Roles are defined within an application in one of two ways: using the @DeclareRoles annotation and the @RolesAllowed annotation. In this recipe we will detail the @DeclareRoles annotation while the @RolesAllowed annotation will be introduced but developed further in the Controlling security using declarations recipe.
The two basic steps used to configure roles involve:
- Using the @DeclareRoles annotation to specify the roles used by the class
- Adding the @RolesAllowed annotation to restrict access to methods
The @DeclareRoles annotation, as its name implies, declares the roles used by the application and is applied at the class level. That is, these are the roles to be used with the annotated EJB. The annotation can only be used once per class.
The @RolesAllowed annotation is used to specify which methods are accessible by the roles declared within the annotation. If the roles listed in this annotation are not found in the @DeclareRoles annotation, the roles are automatically declared.
The @DeclareRoles annotation simply declares roles to be used by the EJB. This annotation can only be used at the class level. It does not specify any permission granted for the class or methods within the class.

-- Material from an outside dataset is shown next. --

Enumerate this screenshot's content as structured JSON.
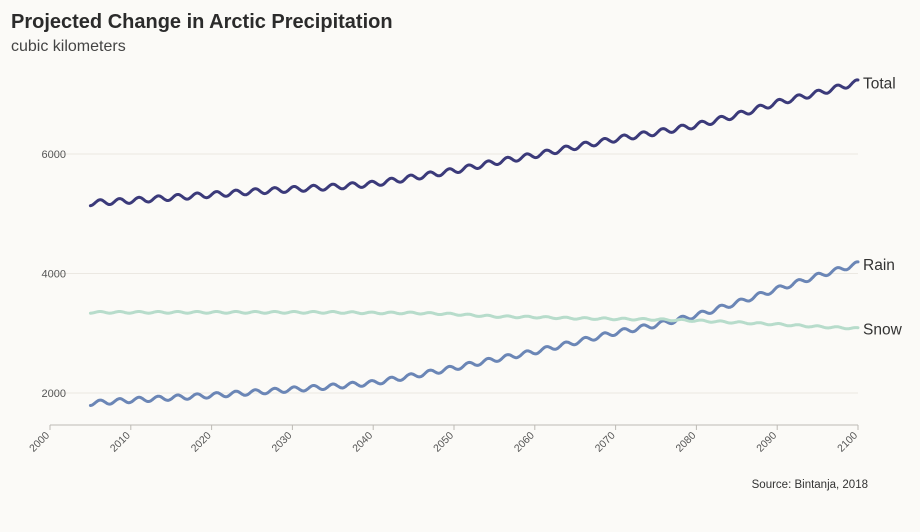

The annotation takes either a single string argument or an array of string arguments. The following first example declares a single role while the second specifies two roles for a class.
@DeclareRoles ("employee")
@DeclareRoles ({"employee", "manager"})
Add the second @DeclareRoles annotation example to the VoucherManager class.
@Stateful
@DeclareRoles ({"employee", "manager"})
public class VoucherManager {
...
}
Execute the application. You should not see any difference in its behavior.
Next, add a @RolesAllowed("employee") annotation to the VoucherManager's submit method.
@Stateful
@DeclareRoles ({"employee", "manager"})
public class VoucherManager {
...
@RolesAllowed("employee")
public void submit() {
System.out.println("Voucher submitted");
}
...
}
This annotation will be elaborated upon in the next recipe. However, the use of the annotation restricts use of the method to only those users who are members of the employee role.
Execute the application. Since we are using basic authentication (see Configuring the server to handle security recipe) you should be prompted to log on. Use "sally" as the username and "password" as the password. The following screenshot illustrates the dialog box used by GlassFish.
The output of the application should appear as shown in the following screenshot:
The @RolesAllowed annotation restricted access to the submit method to only those users belonging to the employee role. An exception was thrown otherwise. Since we were using basic authentication, the server-provided login dialog box was used.
Note, if you resubmit the request, the user is not prompted for a name or password. If you want to force the use of the login again, the HttpSession's invalidate method or HttpServletRequest's logout method can be used to close a session. However, this does not always work in a testing environment and frequently it is necessary to close the browser and open it up again to force the authentication of a user.